Su percepción coincide con
lo que describen otros expertos. Situaciones frustrantes o dolorosas, pero que
son parte natural de la vida, son cada vez más difíciles de afrontar para los
individuos. «Yo puedo estar trabajando en un ambiente laboral muy tóxico y me
puedo encontrar incómoda por ello, o me puede generar malestar. Pero esos
no son trastornos mentales necesariamente y, por tanto, no serían susceptibles
de un tratamiento psiquiátrico», señala Saiz.
Para García, la causa podría
estar en los propios avances tecnológicos del
último siglo. «En general, cada nueva generación percibe una peor salud mental
que las anteriores y se piensa que la razón tiene que ver con las expectativas. El
desarrollo tecnológico ha hecho que en los últimos 50 años los seres humanos
tengamos la sensación de que cada vez tenemos más control sobre las cosas, por
tanto pretendemos que todo sea como nosotros queremos que sea, pero realmente
no tenemos ese control», señala. Esta distancia que se crea entre cómo queremos
que sea nuestra vida y lo que realmente es podría ser el núcleo del problema.
«Ha bajado la tolerancia a la frustración» porque no estamos acostumbrados a
experimentarla, explica el experto.
Pero detrás de esta
realidad actúan otras fuerzas. Especialmente, la soledad no deseada, que opera
como telón de fondo de una gran parte del malestar que manifiestan los
individuos. «Los disgustos no son trastornos. A veces, en las consultas, las
personas se sorprenden cuando les haces la evaluación y les explicas que no
tiene ningún trastorno. En vez de alegrarse parece que se apenan, porque no es
lo que buscan. Posiblemente, lo que buscan es escucha, comprensión, pero esa no
es la labor de un psiquiatra. No hay tratamiento para lo que no es un
trastorno», explica Saiz.
Hacia dónde queremos ir
Si la salud mental de la
población se encuentra en un valle, está claro que la salida es colectiva.
Los vínculos sociales son los que nos sostienen y
nos ayudan a superar nuestros problemas cuando inevitablemente aparecen. «El
apoyo social percibido se considera el elemento aislado más importante que
mejor predice una buena salud psicológica», destaca García en este sentido.
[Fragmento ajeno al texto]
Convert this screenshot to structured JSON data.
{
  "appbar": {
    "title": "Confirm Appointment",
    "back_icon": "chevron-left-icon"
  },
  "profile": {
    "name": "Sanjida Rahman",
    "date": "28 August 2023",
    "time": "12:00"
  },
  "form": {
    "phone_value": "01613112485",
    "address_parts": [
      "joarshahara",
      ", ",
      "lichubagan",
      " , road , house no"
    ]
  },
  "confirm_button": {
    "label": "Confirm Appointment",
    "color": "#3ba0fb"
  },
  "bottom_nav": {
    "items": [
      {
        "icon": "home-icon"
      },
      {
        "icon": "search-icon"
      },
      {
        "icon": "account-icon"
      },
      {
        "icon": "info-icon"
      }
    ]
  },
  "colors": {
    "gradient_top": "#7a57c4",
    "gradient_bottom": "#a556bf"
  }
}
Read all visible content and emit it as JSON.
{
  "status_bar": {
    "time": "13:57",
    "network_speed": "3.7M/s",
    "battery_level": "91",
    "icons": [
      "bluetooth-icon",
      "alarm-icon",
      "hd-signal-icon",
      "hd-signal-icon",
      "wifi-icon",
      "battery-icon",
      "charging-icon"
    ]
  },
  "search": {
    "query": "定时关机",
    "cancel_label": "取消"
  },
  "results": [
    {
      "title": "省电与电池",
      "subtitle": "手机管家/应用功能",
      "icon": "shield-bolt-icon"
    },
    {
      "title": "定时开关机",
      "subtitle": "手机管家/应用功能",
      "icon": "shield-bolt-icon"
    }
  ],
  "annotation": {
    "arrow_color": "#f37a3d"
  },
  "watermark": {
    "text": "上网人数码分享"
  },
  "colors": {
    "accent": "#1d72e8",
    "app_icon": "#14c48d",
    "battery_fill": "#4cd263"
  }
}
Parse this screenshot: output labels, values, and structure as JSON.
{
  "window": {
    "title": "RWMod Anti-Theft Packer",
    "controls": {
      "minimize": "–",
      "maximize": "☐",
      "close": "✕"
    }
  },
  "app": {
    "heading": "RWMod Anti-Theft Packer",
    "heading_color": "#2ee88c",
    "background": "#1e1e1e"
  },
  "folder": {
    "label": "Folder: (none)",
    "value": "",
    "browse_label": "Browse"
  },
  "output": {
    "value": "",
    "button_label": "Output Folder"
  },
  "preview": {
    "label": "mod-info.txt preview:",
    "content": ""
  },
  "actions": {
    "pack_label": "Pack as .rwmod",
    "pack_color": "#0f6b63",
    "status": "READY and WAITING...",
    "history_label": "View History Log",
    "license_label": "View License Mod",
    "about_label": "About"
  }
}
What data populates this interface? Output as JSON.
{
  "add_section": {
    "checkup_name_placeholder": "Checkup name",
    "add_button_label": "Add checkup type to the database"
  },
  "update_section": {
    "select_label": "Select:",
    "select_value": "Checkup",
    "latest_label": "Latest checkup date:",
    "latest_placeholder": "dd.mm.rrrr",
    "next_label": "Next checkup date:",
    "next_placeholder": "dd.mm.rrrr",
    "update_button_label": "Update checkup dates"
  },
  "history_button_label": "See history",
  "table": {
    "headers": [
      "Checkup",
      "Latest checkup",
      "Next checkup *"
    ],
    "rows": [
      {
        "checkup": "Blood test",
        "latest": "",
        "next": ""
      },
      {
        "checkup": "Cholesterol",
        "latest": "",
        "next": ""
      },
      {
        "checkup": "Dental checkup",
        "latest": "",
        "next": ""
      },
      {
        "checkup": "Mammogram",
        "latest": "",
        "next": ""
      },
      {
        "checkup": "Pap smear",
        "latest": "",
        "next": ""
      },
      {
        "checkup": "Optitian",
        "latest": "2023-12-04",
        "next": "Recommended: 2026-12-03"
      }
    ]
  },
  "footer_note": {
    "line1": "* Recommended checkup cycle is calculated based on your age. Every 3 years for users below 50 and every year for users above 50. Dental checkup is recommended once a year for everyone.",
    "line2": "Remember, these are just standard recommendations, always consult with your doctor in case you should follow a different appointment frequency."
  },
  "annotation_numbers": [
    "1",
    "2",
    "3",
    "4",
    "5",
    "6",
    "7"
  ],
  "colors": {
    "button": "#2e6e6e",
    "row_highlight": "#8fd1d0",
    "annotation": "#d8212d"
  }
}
Pero los demás no solo nos
pueden aportar consuelo en tiempos difíciles, sino potenciar nuestra felicidad.
«Uno de los elementos que se ha demostrado muy consistentemente que se asocia
a felicidad es el desear la felicidad de otros. Hay
un estudio clásico en psicología en el que a estudiantes de psicología se les
daban 20 euros. Sistemáticamente, la gente que se lo gastaba en otros era más
feliz que los que se lo gastaban en ellos mismos», señala García.
Por otra parte, el estigma,
que ha desaparecido cuando hablamos de patologías frecuentes como ansiedad o
depresión, sigue presente si pensamos en otros cuadros, como el trastorno
bipolar o la esquizofrenia. Aún queda mucho camino por andar y en esto,
los jóvenes están a la vanguardia. «As persoas novas teñen moito máis facilidade que as
xeracións anteriores para falar destas dificultades. Falan de problemas
psicolóxicos sen vergoña ningunha e isto aumenta a facilidade coa que buscan
apoio nos seus grupos de compañeiros. Sempre falamos negativamente dos
adolescentes e do mal que fan as cousas en comparación con nós, pero neste
sentido, están por diante de nós», observa Berdullas.
Construir espacios
para la socialización es fundamental en el día a día. «Hay que
hacerse el tiempo. No vale decir que no tenemos tiempo de quedar porque estamos
de trabajo o estudio hasta arriba. Siempre hay que cuidar ese tiempo para las
relaciones sociales y, desde luego, para mirar a los demás e intentar también
cuidarles», recomienda Saiz. Y si tenemos a una persona cercana que ha cambiado
su conducta de manera alarmante, «tenemos que alentarle a intentar buscar
ayuda. Ya después se nos dirá si realmente esa ayuda es necesaria o no, pero
ante la duda, y a pesar de lo dicho, es mejor buscarla que quedarse con los
brazos cruzados», aclara.
«Pasamos dunha falta de atención psicolóxica á atención da saúde mental na sociedade a pensar que todo o mundo necesita atención psicolóxica, e ningunha das dúas abordaxes é axeitada. Obviamente, cando a saúde mental se ve afectada, a persoa necesita poder recibir atención inmediata, pero a psicoloxía non debería intervir en cousas que a comunidade debería poder resolver», concluye Berdullas.